Je regarde, en descendant les Champs-Élysées, cet hôtel fermé de la Païva, et je me demande si ce n’a pas été le grand bureau de l’espionnage prussien, à Paris.

Ce soir, au-dessus de la rue Saint-Lazare, au-dessus de la blanche bâtisse de la gare du chemin de fer, un ciel de sang, une lueur cerise teignant jusqu’au bleu noir de la nuit, un spectacle étrange de la nature, un de ces prodiges qui troublaient l’antiquité. L’un dit : « C’est la forêt de Bondy qui brûle ! » Un autre : « C’est une expérience de lumière à Montmartre ! » Un troisième : « C’est une aurore boréale ! »

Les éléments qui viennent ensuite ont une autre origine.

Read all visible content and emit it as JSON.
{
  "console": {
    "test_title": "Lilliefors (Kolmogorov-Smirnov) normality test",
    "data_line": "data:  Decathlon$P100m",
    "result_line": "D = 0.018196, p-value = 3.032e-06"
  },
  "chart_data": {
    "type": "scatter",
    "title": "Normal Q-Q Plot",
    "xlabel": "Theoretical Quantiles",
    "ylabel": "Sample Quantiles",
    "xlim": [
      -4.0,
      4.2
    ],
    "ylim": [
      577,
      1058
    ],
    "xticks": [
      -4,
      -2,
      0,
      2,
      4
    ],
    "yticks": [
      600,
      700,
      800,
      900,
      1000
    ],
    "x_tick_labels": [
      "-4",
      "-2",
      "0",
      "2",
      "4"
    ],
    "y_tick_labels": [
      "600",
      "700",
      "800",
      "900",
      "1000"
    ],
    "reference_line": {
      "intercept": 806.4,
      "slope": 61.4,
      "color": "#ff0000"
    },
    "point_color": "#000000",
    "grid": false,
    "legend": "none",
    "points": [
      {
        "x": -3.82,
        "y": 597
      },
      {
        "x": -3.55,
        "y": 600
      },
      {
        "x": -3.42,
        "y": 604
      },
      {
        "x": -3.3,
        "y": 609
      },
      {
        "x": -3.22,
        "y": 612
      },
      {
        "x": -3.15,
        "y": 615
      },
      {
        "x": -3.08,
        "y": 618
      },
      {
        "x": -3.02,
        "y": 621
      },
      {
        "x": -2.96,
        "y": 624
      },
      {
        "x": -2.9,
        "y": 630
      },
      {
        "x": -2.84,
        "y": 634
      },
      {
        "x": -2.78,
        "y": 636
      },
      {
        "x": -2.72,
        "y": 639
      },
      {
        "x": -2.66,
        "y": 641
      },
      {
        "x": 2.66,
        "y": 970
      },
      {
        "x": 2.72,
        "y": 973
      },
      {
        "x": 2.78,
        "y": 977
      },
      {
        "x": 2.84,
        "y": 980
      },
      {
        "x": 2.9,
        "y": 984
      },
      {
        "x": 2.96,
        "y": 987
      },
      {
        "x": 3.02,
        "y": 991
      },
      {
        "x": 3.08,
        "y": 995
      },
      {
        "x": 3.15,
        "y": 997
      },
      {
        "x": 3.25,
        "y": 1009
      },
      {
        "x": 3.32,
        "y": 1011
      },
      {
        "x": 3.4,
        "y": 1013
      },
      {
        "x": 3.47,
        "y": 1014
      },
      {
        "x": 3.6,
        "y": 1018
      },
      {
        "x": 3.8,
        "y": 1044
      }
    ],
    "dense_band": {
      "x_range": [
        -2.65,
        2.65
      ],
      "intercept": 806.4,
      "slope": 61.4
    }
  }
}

Mardi 25 octobre. — Du phénomène d’hier soir, je ne sais quelle magie le ciel avait gardée aujourd’hui, quelle coloration électrique ! C’était dans les tons mordorés de l’arbre et dans les tons gorge-de-pigeon de la pierre, je ne sais quoi de théâtral, et l’infini du détail des constructions lointaines, de la bâtisse reculée, apparaissait dessiné, ligné, découpé comme dans la clarté lucide d’un ciel d’Italie. La construction, la stratification des nuages était aussi surprenante, et toute pleine de mirages singuliers. C’est ainsi qu’au delà de Grenelle, Paris se terminait par une chaîne de montagnes avec l’apparence d’un vrai lac à ses pieds : montagnes et eaux faites d’une grande nuée violette aux crêtes d’argent.